The Myth: More Sweat = A Better Workout
The Reality: How much you sweat has very little to do with the quality of your workout.
Sweating is a bodily function that helps regulate your body temperature, and can be changed by everything from your emotional state to the weather outside. “Sweat is all about temperature control for the body, so it’s really a factor of heat more than anything,” board-certified Dermatologist Hal M. Weitzbuch, M.D., M.S., F.A.A.D., tells Apartment Therapy. While most cardiovascular and aerobic exercise heats up the body (and therefore can lead to sweating), Dr. Weitzbuch, stresses that sweat is not the primary factor to determine if a workout was successful or not.
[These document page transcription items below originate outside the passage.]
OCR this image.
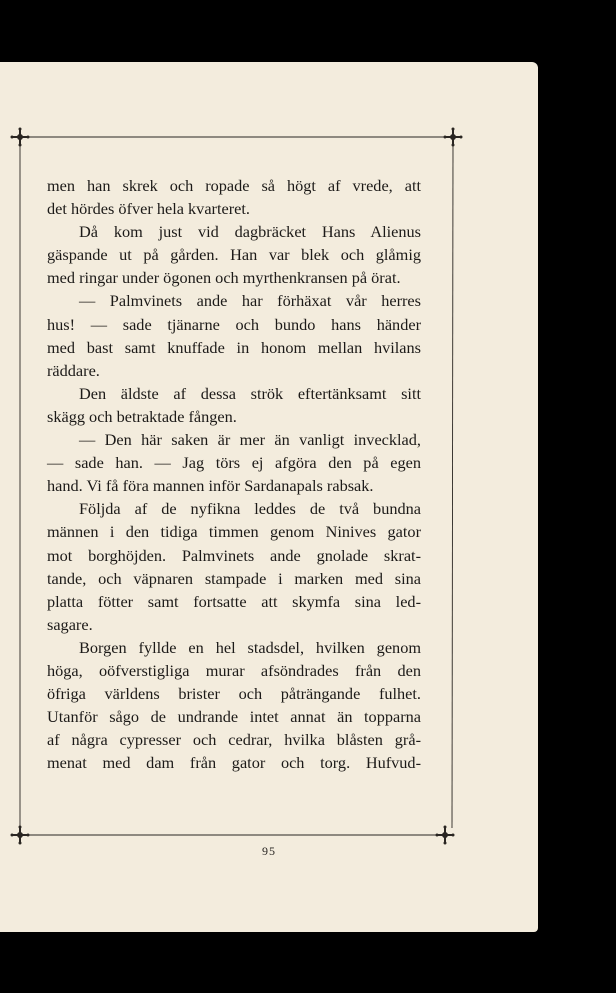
men han skrek och ropade så högt af vrede, att

det hördes öfver hela kvarteret.

Då kom just vid dagbräcket Hans Alienus

gäspande ut på gården. Han var blek och glåmig

med ringar under ögonen och myrthenkransen på örat.

— Palmvinets ande har förhäxat vår herres

hus! — sade tjänarne och bundo hans händer

med bast samt knuffade in honom mellan hvilans

räddare.

Den äldste af dessa strök eftertänksamt sitt

skägg och betraktade fången.

— Den här saken är mer än vanligt invecklad,

— sade han. — Jag törs ej afgöra den på egen

hand. Vi få föra mannen inför Sardanapals rabsak.

Följda af de nyfikna leddes de två bundna

männen i den tidiga timmen genom Ninives gator

mot borghöjden. Palmvinets ande gnolade skrat-

tande, och väpnaren stampade i marken med sina

platta fötter samt fortsatte att skymfa sina led-

sagare.

Borgen fyllde en hel stadsdel, hvilken genom

höga, oöfverstigliga murar afsöndrades från den

öfriga världens brister och påträngande fulhet.

Utanför sågo de undrande intet annat än topparna

af några cypresser och cedrar, hvilka blåsten grå-

menat med dam från gator och torg. Hufvud-

95
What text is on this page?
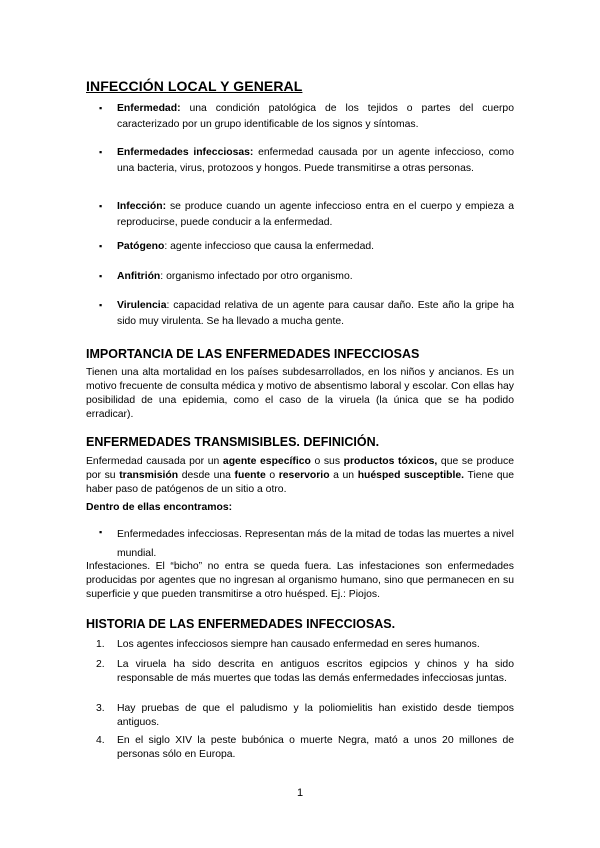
INFECCIÓN LOCAL Y GENERAL
▪ Enfermedad: una condición patológica de los tejidos o partes del cuerpo caracterizado por un grupo identificable de los signos y síntomas.

▪ Enfermedades infecciosas: enfermedad causada por un agente infeccioso, como una bacteria, virus, protozoos y hongos. Puede transmitirse a otras personas.

▪ Infección: se produce cuando un agente infeccioso entra en el cuerpo y empieza a reproducirse, puede conducir a la enfermedad.

▪ Patógeno: agente infeccioso que causa la enfermedad.

▪ Anfitrión: organismo infectado por otro organismo.

▪ Virulencia: capacidad relativa de un agente para causar daño. Este año la gripe ha sido muy virulenta. Se ha llevado a mucha gente.

IMPORTANCIA DE LAS ENFERMEDADES INFECCIOSAS

Tienen una alta mortalidad en los países subdesarrollados, en los niños y ancianos. Es un motivo frecuente de consulta médica y motivo de absentismo laboral y escolar. Con ellas hay posibilidad de una epidemia, como el caso de la viruela (la única que se ha podido erradicar).

ENFERMEDADES TRANSMISIBLES. DEFINICIÓN.

Enfermedad causada por un agente específico o sus productos tóxicos, que se produce por su transmisión desde una fuente o reservorio a un huésped susceptible. Tiene que haber paso de patógenos de un sitio a otro.

Dentro de ellas encontramos:

▪ Enfermedades infecciosas. Representan más de la mitad de todas las muertes a nivel mundial.

Infestaciones. El “bicho” no entra se queda fuera. Las infestaciones son enfermedades producidas por agentes que no ingresan al organismo humano, sino que permanecen en su superficie y que pueden transmitirse a otro huésped. Ej.: Piojos.

HISTORIA DE LAS ENFERMEDADES INFECCIOSAS.
1. Los agentes infecciosos siempre han causado enfermedad en seres humanos.

2. La viruela ha sido descrita en antiguos escritos egipcios y chinos y ha sido responsable de más muertes que todas las demás enfermedades infecciosas juntas.

3. Hay pruebas de que el paludismo y la poliomielitis han existido desde tiempos antiguos.

4. En el siglo XIV la peste bubónica o muerte Negra, mató a unos 20 millones de personas sólo en Europa.

1
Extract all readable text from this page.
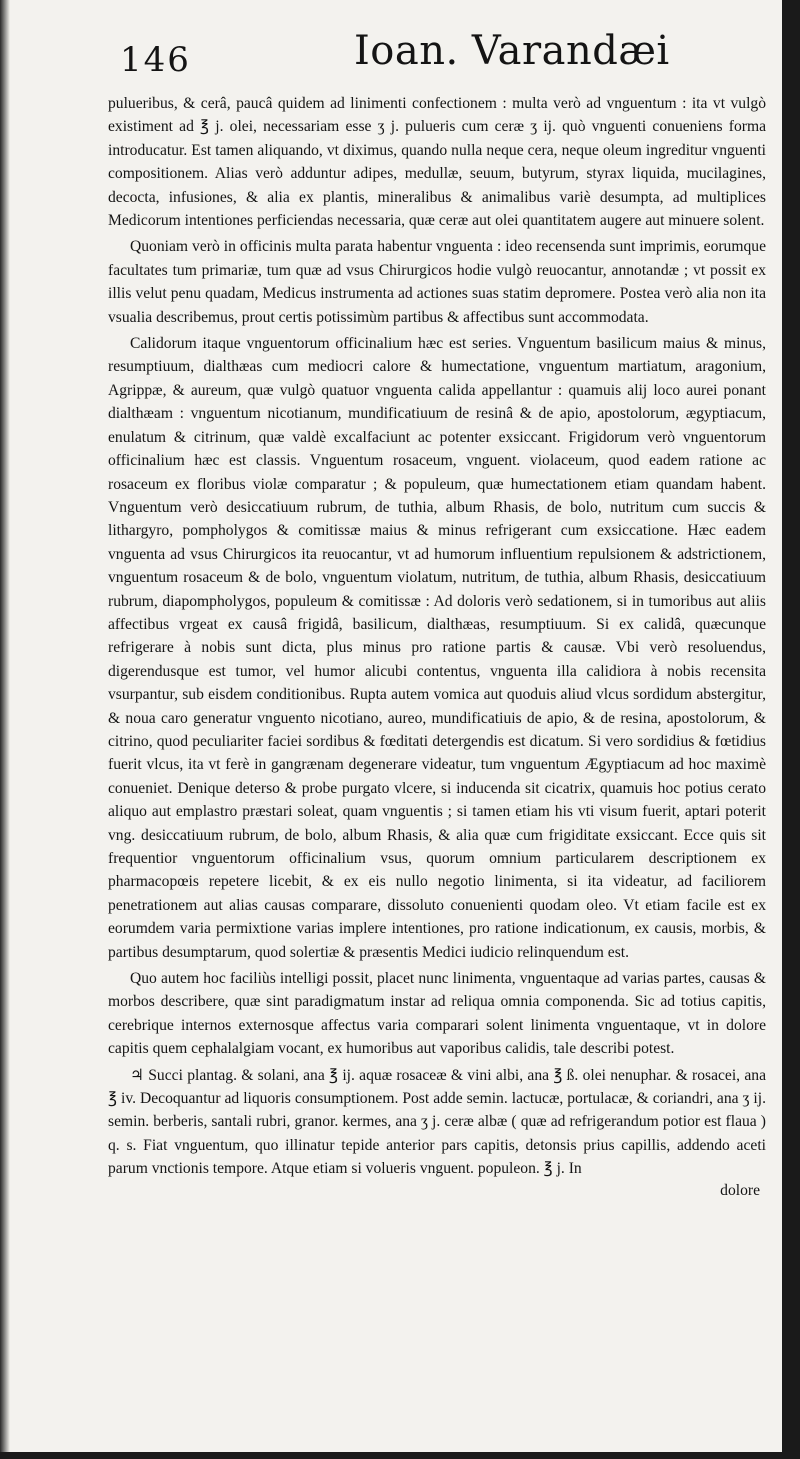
146	Ioan. Varandæi

pulueribus, & cerâ, paucâ quidem ad linimenti confectionem : multa verò ad vnguentum : ita vt vulgò existiment ad ℥ j. olei, necessariam esse ʒ j. pulueris cum ceræ ʒ ij. quò vnguenti conueniens forma introducatur. Est tamen aliquando, vt diximus, quando nulla neque cera, neque oleum ingreditur vnguenti compositionem. Alias verò adduntur adipes, medullæ, seuum, butyrum, styrax liquida, mucilagines, decocta, infusiones, & alia ex plantis, mineralibus & animalibus variè desumpta, ad multiplices Medicorum intentiones perficiendas necessaria, quæ ceræ aut olei quantitatem augere aut minuere solent.

Quoniam verò in officinis multa parata habentur vnguenta : ideo recensenda sunt imprimis, eorumque facultates tum primariæ, tum quæ ad vsus Chirurgicos hodie vulgò reuocantur, annotandæ ; vt possit ex illis velut penu quadam, Medicus instrumenta ad actiones suas statim depromere. Postea verò alia non ita vsualia describemus, prout certis potissimùm partibus & affectibus sunt accommodata.

Calidorum itaque vnguentorum officinalium hæc est series. Vnguentum basilicum maius & minus, resumptiuum, dialthæas cum mediocri calore & humectatione, vnguentum martiatum, aragonium, Agrippæ, & aureum, quæ vulgò quatuor vnguenta calida appellantur : quamuis alij loco aurei ponant dialthæam : vnguentum nicotianum, mundificatiuum de resinâ & de apio, apostolorum, ægyptiacum, enulatum & citrinum, quæ valdè excalfaciunt ac potenter exsiccant. Frigidorum verò vnguentorum officinalium hæc est classis. Vnguentum rosaceum, vnguent. violaceum, quod eadem ratione ac rosaceum ex floribus violæ comparatur ; & populeum, quæ humectationem etiam quandam habent. Vnguentum verò desiccatiuum rubrum, de tuthia, album Rhasis, de bolo, nutritum cum succis & lithargyro, pompholygos & comitissæ maius & minus refrigerant cum exsiccatione. Hæc eadem vnguenta ad vsus Chirurgicos ita reuocantur, vt ad humorum influentium repulsionem & adstrictionem, vnguentum rosaceum & de bolo, vnguentum violatum, nutritum, de tuthia, album Rhasis, desiccatiuum rubrum, diapompholygos, populeum & comitissæ : Ad doloris verò sedationem, si in tumoribus aut aliis affectibus vrgeat ex causâ frigidâ, basilicum, dialthæas, resumptiuum. Si ex calidâ, quæcunque refrigerare à nobis sunt dicta, plus minus pro ratione partis & causæ. Vbi verò resoluendus, digerendusque est tumor, vel humor alicubi contentus, vnguenta illa calidiora à nobis recensita vsurpantur, sub eisdem conditionibus. Rupta autem vomica aut quoduis aliud vlcus sordidum abstergitur, & noua caro generatur vnguento nicotiano, aureo, mundificatiuis de apio, & de resina, apostolorum, & citrino, quod peculiariter faciei sordibus & fœditati detergendis est dicatum. Si vero sordidius & fœtidius fuerit vlcus, ita vt ferè in gangrænam degenerare videatur, tum vnguentum Ægyptiacum ad hoc maximè conueniet. Denique deterso & probe purgato vlcere, si inducenda sit cicatrix, quamuis hoc potius cerato aliquo aut emplastro præstari soleat, quam vnguentis ; si tamen etiam his vti visum fuerit, aptari poterit vng. desiccatiuum rubrum, de bolo, album Rhasis, & alia quæ cum frigiditate exsiccant. Ecce quis sit frequentior vnguentorum officinalium vsus, quorum omnium particularem descriptionem ex pharmacopœis repetere licebit, & ex eis nullo negotio linimenta, si ita videatur, ad faciliorem penetrationem aut alias causas comparare, dissoluto conuenienti quodam oleo. Vt etiam facile est ex eorumdem varia permixtione varias implere intentiones, pro ratione indicationum, ex causis, morbis, & partibus desumptarum, quod solertiæ & præsentis Medici iudicio relinquendum est.

Quo autem hoc faciliùs intelligi possit, placet nunc linimenta, vnguentaque ad varias partes, causas & morbos describere, quæ sint paradigmatum instar ad reliqua omnia componenda. Sic ad totius capitis, cerebrique internos externosque affectus varia comparari solent linimenta vnguentaque, vt in dolore capitis quem cephalalgiam vocant, ex humoribus aut vaporibus calidis, tale describi potest.

♃ Succi plantag. & solani, ana ℥ ij. aquæ rosaceæ & vini albi, ana ℥ ß. olei nenuphar. & rosacei, ana ℥ iv. Decoquantur ad liquoris consumptionem. Post adde semin. lactucæ, portulacæ, & coriandri, ana ʒ ij. semin. berberis, santali rubri, granor. kermes, ana ʒ j. ceræ albæ ( quæ ad refrigerandum potior est flaua ) q. s. Fiat vnguentum, quo illinatur tepide anterior pars capitis, detonsis prius capillis, addendo aceti parum vnctionis tempore. Atque etiam si volueris vnguent. populeon. ℥ j. In

dolore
“Many great workouts can leave you with no sweat, while some less than ideal workouts can leave you drenched,” he says. “For example, strength training might not increase the heart rate dramatically or cause an increase in core temperature — thus not producing sweat — but can have dramatic benefits for fitness.”While sweating (or not) isn’t indicative of fitness level or workout intensity, sweating too much or too little (called hyperhidrosis and hypohidrosis, respectively) can indicate a medical problem — so if you’re concerned about your levels of sweat, be sure to speak with your doctor. And no matter what’s causing you to sweat, Dr. Weitzbuch reminds you to hydrate and drink plenty of water and electrolytes.
The Myth: Stretch before you work out.
The Reality: Perform dynamic warm-ups that mimic the workout you’re about to do.
Most people are taught in elementary school gym class that if you don’t stretch before you work out, you’ll hurt yourself. In fact, the opposite is true: Doing static, stationary stretches before a workout can decrease your performance and even lead to injury.
“There is data to support static (non-moving) stretching is not the most ideal pre-workout warmup,” says Nicole Sciacca, a yoga teacher, FRC mobility specialist, and trainer. Instead of stereotypical “stretches” like side-bends or toe-touches, Sciacca suggests a more dynamic warm-up made up of mindful movements.
“Involve controlled articulations of the joints needed for the exercise at hand,” she says. In other words, you want to involve motions in your pre-workout routine that prepare you for the movement ahead. For example, if you’re going on a run, Sciacca suggests doing controlled rotations of the hip, knee, ankle, and toes as a way to bring blood into your joints, quite literally “warming up” the body parts you’re about to use.
The Myth: There is a quick fix to how you want to look and feel.
The Reality: Real change takes time.
The only “quick” ways to change your body are with crash diets, which, famously, are not only dangerous but mostly fail (in that they lead to the weight being regained and the person on the diet feeling pretty discouraged). What’s more is that science has shown time and again that exercise, while great for our health and longevity, likely doesn’t do much for our weight loss efforts. And yet there’s no shortage of fitness products and workouts out there that promise to change our bodies in days or weeks.
Leigh encourages people to examine their goals themselves. “Fitness goals are temporary, right? Because what happens when you reach your fitness goal? Maybe you’re wearing a different pair of jeans than you were wearing six weeks ago, but you’re still yourself,” she says. “If you’re looking for long-term health gains, there is no shortcut for that.”
Before you sign up for any workout program — especially if it promises you specific physique-related results like “10-Day Abs” — identify how you want to feel in the long run. Then ask yourself: if I knew this program wouldn’t get me that feeling, would I still do it? If the answer is yes, by all means, go for it. If the answer is no, start to look for more lasting ways you can create that feeling in your life.